Pod specjalnym oświadczeniem z żądaniem jak najszybszego uwolnienia obrońcy praw człowieka podpisało się 47 społecznych organizacji i inicjatyw, w których działają tysiące ludzi w całej Białorusi.
Przedstawiciele pozarządowych organizacji twierdzą, że wszczęcie sprawy karnej przeciwko Bialackiemu, proces oraz wyrok miały nielegalny charakter.
W najbliższym czasie w internecie pojawić ma się online specjalna petycja.

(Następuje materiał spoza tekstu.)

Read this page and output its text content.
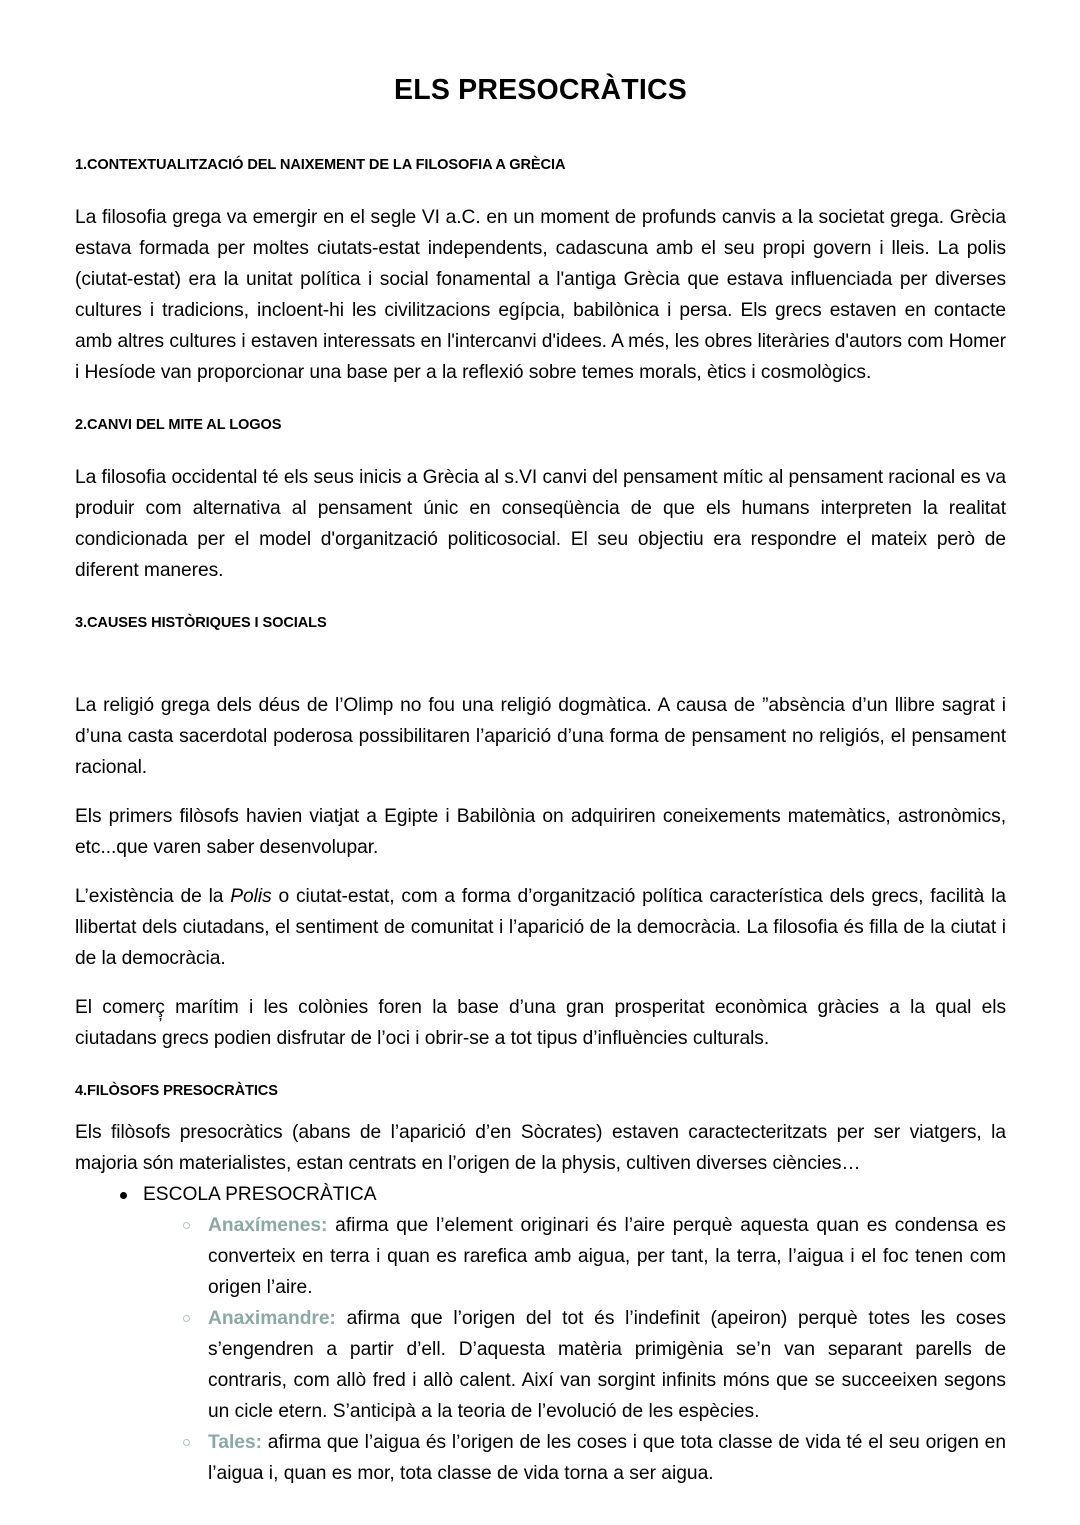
ELS PRESOCRÀTICS
1.CONTEXTUALITZACIÓ DEL NAIXEMENT DE LA FILOSOFIA A GRÈCIA

La filosofia grega va emergir en el segle VI a.C. en un moment de profunds canvis a la societat grega. Grècia estava formada per moltes ciutats-estat independents, cadascuna amb el seu propi govern i lleis. La polis (ciutat-estat) era la unitat política i social fonamental a l'antiga Grècia que estava influenciada per diverses cultures i tradicions, incloent-hi les civilitzacions egípcia, babilònica i persa. Els grecs estaven en contacte amb altres cultures i estaven interessats en l'intercanvi d'idees. A més, les obres literàries d'autors com Homer i Hesíode van proporcionar una base per a la reflexió sobre temes morals, ètics i cosmològics.

2.CANVI DEL MITE AL LOGOS

La filosofia occidental té els seus inicis a Grècia al s.VI canvi del pensament mític al pensament racional es va produir com alternativa al pensament únic en conseqüència de que els humans interpreten la realitat condicionada per el model d'organització politicosocial. El seu objectiu era respondre el mateix però de diferent maneres.

3.CAUSES HISTÒRIQUES I SOCIALS

La religió grega dels déus de l’Olimp no fou una religió dogmàtica. A causa de ”absència d’un llibre sagrat i d’una casta sacerdotal poderosa possibilitaren l’aparició d’una forma de pensament no religiós, el pensament racional.

Els primers filòsofs havien viatjat a Egipte i Babilònia on adquiriren coneixements matemàtics, astronòmics, etc...que varen saber desenvolupar.

L’existència de la Polis o ciutat-estat, com a forma d’organització política característica dels grecs, facilità la llibertat dels ciutadans, el sentiment de comunitat i l’aparició de la democràcia. La filosofia és filla de la ciutat i de la democràcia.

El comerç̦ marítim i les colònies foren la base d’una gran prosperitat econòmica gràcies a la qual els ciutadans grecs podien disfrutar de l’oci i obrir-se a tot tipus d’influències culturals.

4.FILÒSOFS PRESOCRÀTICS

Els filòsofs presocràtics (abans de l’aparició d’en Sòcrates) estaven caractecteritzats per ser viatgers, la majoria són materialistes, estan centrats en l’origen de la physis, cultiven diverses ciències…

ESCOLA PRESOCRÀTICA
Anaxímenes: afirma que l’element originari és l’aire perquè aquesta quan es condensa es converteix en terra i quan es rarefica amb aigua, per tant, la terra, l’aigua i el foc tenen com origen l’aire.
Anaximandre: afirma que l’origen del tot és l’indefinit (apeiron) perquè totes les coses s’engendren a partir d’ell. D’aquesta matèria primigènia se’n van separant parells de contraris, com allò fred i allò calent. Així van sorgint infinits móns que se succeeixen segons un cicle etern. S’anticipà a la teoria de l’evolució de les espècies.
Tales: afirma que l’aigua és l’origen de les coses i que tota classe de vida té el seu origen en l’aigua i, quan es mor, tota classe de vida torna a ser aigua.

Każdy chętny będzie mógł się pod nią podpisać, przyłączając się w ten sposób do kampanii na rzecz uwolnienia Bialackiego.
4,5 roku kolonii karnej
Bialacki, szef Centrum Praw Człowieka "Wiasna" został w czwartek skazany na 4,5 roku kolonii karnej o zaostrzonym rygorze wraz z konfiskatą mienia. Sąd uznał, że nie zapłacił on podatków od kwot przechowywanych na kontach bankowych w Polsce i na Litwie.
Sam Bialacki nie przyznał się w sądzie do winy, argumentując, że pieniądze nie były jego dochodem, a przekazywane były przez zagraniczne fundacje na działalność w sferze obrony praw człowieka. Ocenił, że wyrok ma motywy polityczne, ponieważ "Wiasna" pomagała osobom represjonowanym na Białorusi z przyczyn politycznych.
Jego adwokat powoływał się na przepis prawa białoruskiego mówiący o tym, że pieniądze otrzymywane przez kogoś w celu przekazania osobie trzeciej nie podlegają opodatkowaniu. Obrońca zapowiedział odwołanie od wyroku.
Demokratyczny świat potępia
Skazanie Bialackiego spotkało się z potępieniem UE, Rady Europy, Parlamentu Europejskiego i OBWE, które wezwały do natychmiastowego i bezwarunkowego uwolnienia i rehabilitacji działacza oraz wszystkich innych więźniów politycznych na Białorusi.
Wyrok ostro potępili m.in. polskie MSZ i przedstawiciele polskiej sceny politycznej. Wczoraj minister Sikorski raz jeszcze przeprosił za to, że Polska udostępniła służbom białoruskim dane bankowe Bialackiego w ramach mechanizmu pomocy prawnej. Podobnie uczyniła Litwa.